When we update the above so that FetchTheResult now returns a complex object, the code will still compile:

using NUnit.Framework;
[TestFixture]
public class Tests
{
  [Test]
  public void ShouldPassTheTest()
  {
    var result = FetchTheResult();
    Assert.That(result, Is.EqualTo(1));
    // or, the olde way:
    Assert.AreEqual(result, 1);
  }

  public class Result
  {
    public int Value { get; set; }
    public DateTime Created { get; set; }
  }
  private int FetchTheResult()
  {
    return new Result()
    {
      Value = 1,
      Created = DateTime.Now
    };
  }
}

for the intent of the flow of logic, we're still returning the value 1, but we've also attached a DateTime property to that to indicate when that result was created. Rebuilding, we find that everything builds just fine, and perhaps we forget to re-run tests (or perhaps this function is very far away from where the result is being used, so we don't realise that we just broke a test somewhere else).
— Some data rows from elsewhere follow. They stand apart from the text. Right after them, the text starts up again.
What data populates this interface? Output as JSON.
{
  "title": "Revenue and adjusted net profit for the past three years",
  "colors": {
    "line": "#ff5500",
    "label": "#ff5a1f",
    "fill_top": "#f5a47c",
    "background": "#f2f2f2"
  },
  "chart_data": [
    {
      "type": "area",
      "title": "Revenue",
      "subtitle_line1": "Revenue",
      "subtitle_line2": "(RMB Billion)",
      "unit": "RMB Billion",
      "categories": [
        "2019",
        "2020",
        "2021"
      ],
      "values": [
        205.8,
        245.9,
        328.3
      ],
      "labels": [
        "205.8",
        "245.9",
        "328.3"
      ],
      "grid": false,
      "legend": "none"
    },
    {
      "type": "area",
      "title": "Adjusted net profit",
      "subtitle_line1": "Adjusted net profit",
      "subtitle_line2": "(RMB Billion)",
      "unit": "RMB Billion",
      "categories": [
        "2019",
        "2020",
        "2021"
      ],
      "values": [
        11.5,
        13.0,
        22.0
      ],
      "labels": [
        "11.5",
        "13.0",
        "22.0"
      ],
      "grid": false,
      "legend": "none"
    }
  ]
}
This is because the NUnit assertions fall back on object for types:

  • Assert.That is genericised for the first parameter, so it has a fixed type there, but takes a Constraint for the second parameter -- and a Constraint can house anything, because it casts down to object
  • Assert.AreEqual has an overload that expects two objects, so it will fall back on that, and also compile.

The test will fail -- if you remember to run it (or when CI runs it).

So how does NExpect help?

If we'd written the first code like so:

using NUnit.Framework;
using NExpect;
using static NExpect.Expectations;

[TestFixture]
public class Tests
{
  [Test]
  public void ShouldPassTheTest()
  {
    var result = FetchTheResult();
    Expect(result).To.Equal(1);
  }

  private int FetchTheResult()
  {
    return 1;
  }
}

then the refactor would have caused a compilation failure at second line of the test, since NExpect carries the type of result through to the .Equal method.

actually, it does a bit of up-casting trickery so that you

can, for example, Expect((byte)1).To.Equal(1);, but that's
beside the point for this particular post...

So the second the refactor had gone through, the test wouldn't compile, which means I could find the failure even before running the tests and update them accordingly, instead of waiting for tests to fail at a later date.

Conclusion

Strongly-typed languages have a certain amount of popularity because the types can help us to avoid common errors. This is why TypeScript is so popular. C# is strongly typed, but there are ways that the strength of that typing can be diluted, and one of those ways is found in NUnit assertions.

NExpect protects you here and alerts you about potentially breaking changes to your code before even running tests. Neat, huh?